People can always learn. The culture kinda promotes helplessness. A certified “specialist” at one mundane job & useless at everything else. 1-2 generations ago at least 1/2 of these white collar corporate & government jobs, including CEO’s & upper management, were done by people who never went past grade 12. It was called on the job training. They had people, informal recruiters, who looked out for people with talent & potential. Now they won’t look at anyone without a degree. Some of the dumbest people I know have a degree – my family. Not impressed. There is no BA, MA, or PhD for curiosity is there? You can neither buy nor teach curiosity. Folks either have it or they watch TV/don’t. For those who have it their education only ends by dementia or death. I’m guessing necessity is going to motivate a whole bunch of people to learn a suite of new skills. No degree or permission required. I’ll wager many are going to find they are much more capable & resilient than they ever imagined & will like the feeling that goes with it.

Perran
Perran
April 22, 2020 4:58 am

Hi Rob, I just watched planet of the humans. Good doco if you haven’t seen it. If you go to roughly the 50 minute mark there is a section on denial. They just don’t quite connect the dots…..

MickN
MickN
Reply to  Rob Mielcarski
April 23, 2020 12:26 am

“Terror Management Theory (TMT) is to Varki’s Mind Over Reality Transition theory (MORT) as Newtonian physics is to general relativity.”

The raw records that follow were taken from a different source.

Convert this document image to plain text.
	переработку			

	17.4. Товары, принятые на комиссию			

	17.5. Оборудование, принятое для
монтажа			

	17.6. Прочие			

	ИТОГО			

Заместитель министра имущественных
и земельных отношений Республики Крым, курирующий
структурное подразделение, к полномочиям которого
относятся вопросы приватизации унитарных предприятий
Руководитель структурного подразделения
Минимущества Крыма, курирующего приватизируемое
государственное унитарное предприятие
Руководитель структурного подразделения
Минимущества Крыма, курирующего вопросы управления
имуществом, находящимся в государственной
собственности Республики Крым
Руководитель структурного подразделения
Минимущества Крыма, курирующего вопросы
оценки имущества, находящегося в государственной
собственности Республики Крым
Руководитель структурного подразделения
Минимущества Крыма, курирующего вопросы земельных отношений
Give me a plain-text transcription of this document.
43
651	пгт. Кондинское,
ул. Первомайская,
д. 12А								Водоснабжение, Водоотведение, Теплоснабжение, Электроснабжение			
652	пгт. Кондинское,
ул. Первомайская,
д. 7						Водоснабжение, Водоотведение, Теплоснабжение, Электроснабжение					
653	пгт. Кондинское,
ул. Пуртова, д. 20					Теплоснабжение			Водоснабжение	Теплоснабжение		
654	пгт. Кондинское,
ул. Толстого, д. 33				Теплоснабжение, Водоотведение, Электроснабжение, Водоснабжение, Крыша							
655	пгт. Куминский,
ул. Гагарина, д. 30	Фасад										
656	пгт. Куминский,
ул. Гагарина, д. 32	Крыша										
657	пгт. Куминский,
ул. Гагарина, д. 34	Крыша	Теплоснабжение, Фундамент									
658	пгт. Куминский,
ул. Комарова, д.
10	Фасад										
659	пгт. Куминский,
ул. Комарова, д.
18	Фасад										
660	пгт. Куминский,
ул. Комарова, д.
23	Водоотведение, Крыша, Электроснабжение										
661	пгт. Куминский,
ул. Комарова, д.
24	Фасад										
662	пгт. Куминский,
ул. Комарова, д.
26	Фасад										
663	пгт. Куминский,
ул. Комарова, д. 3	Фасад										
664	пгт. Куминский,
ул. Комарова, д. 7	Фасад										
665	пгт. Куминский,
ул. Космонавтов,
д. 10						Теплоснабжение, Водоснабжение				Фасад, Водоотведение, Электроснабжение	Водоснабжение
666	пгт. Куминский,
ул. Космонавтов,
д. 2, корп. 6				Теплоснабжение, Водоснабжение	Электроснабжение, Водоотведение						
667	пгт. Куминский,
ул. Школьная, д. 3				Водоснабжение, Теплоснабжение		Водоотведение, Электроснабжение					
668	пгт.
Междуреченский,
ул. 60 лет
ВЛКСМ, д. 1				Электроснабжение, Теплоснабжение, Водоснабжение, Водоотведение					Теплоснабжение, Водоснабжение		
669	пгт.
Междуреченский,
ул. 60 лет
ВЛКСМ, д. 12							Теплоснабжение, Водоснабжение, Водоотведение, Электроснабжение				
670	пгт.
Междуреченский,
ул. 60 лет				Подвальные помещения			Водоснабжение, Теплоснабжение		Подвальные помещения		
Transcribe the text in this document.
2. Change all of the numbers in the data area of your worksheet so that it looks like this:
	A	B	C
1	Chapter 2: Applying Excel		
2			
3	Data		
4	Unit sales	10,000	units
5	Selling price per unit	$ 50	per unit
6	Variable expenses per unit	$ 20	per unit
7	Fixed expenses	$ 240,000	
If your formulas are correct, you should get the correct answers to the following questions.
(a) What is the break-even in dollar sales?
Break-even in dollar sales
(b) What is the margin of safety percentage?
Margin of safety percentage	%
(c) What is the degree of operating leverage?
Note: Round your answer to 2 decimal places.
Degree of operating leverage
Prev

Sheldon Solomon,according to Varki, acknowledges that MORT must be correct but seems more interested in the practical and experimentally provable results of denial rather than in Brower’s brilliantly original and simple but profound question – why did we go this way and why are we the only species to go this way?

Lucky for us he posed it to someone like Varki who had the intellectual ability and open-mindedness (quite rare it seems in an academic) to go of his career piste , or it may have died in the Arizona sands after Brower’s untimely death. Thanks also to Sharon Brower of course.

MickN
MickN
Reply to  Rob Mielcarski
April 24, 2020 3:03 am

From the book Denial. Varki writes in the Chapter “An Improbable but True Story” – “In his letter to me,Solomon wrote: “We agree with your argument that the benefits of consciousness and self-awareness could only be reaped if they were accompanied by simultaneous mechanisms to deny death””

I discovered Brower and Varki’s work through your blog so many thanks.

False Progress
Reply to  Perran
April 23, 2020 5:08 pm

Very well done, if not perfect. The topic needs someone of Moore’s stature to shake up liberals/progressives stuck on “bright green” tech-heavy environmentalism. Get them out of their coffee shops and onto mountaintops removed by things beyond coal, which they automatically cast as the Devil in energy debates.

I assume Moore offers it for free to maintain the anti-commerce theme, but of course he’ll get some revenue. Ozzie Zehner is also heavily featured, deservedly so for his 2012 book.

False Progress
Reply to  Rob Mielcarski
April 24, 2020 7:06 pm

You know burning wood is just a continuum of burning carbon from current to ancient, back to current. Calling wood “renewable” minus regrowth context is the same loggers’ propaganda that never explains why old growth is still demanded. Their latest utilitarian spin is that young tree farms are better carbon sinks, so old growth is “bad” for us.

Wood chips are a convenient way to merge “scrap” with primary wood and skew percentages, not just burn it better. Once you’ve got chips moving around the world, their origin gets vague. This was the film’s biggest revelation for me. The ending scene with apes stranded in a lone tree was powerful stuff.

Some footage must have been gathered years ago. Too bad the Lowell Mountain scene wasn’t done in better weather, as it only showed a foggy glimpse of the razing. See https://goo.gl/maps/E9SURtTghjRMbfxq8 and some eco-denial on that project: http://www.greenmountaindaily.com/2012/10/14/on-wind-power-and-destroying-vermont/ (“Simpleton” comment well done!)

False Progress
Reply to  Rob Mielcarski
April 25, 2020 12:34 am

That’s interesting context. You probably know the story of the Golden Spruce and conscientious logger Grant Hadwin. If he’d been a milder sort he could have started a eco-blog in 1997 (same year “weblog” was coined) but how many people would it have reached?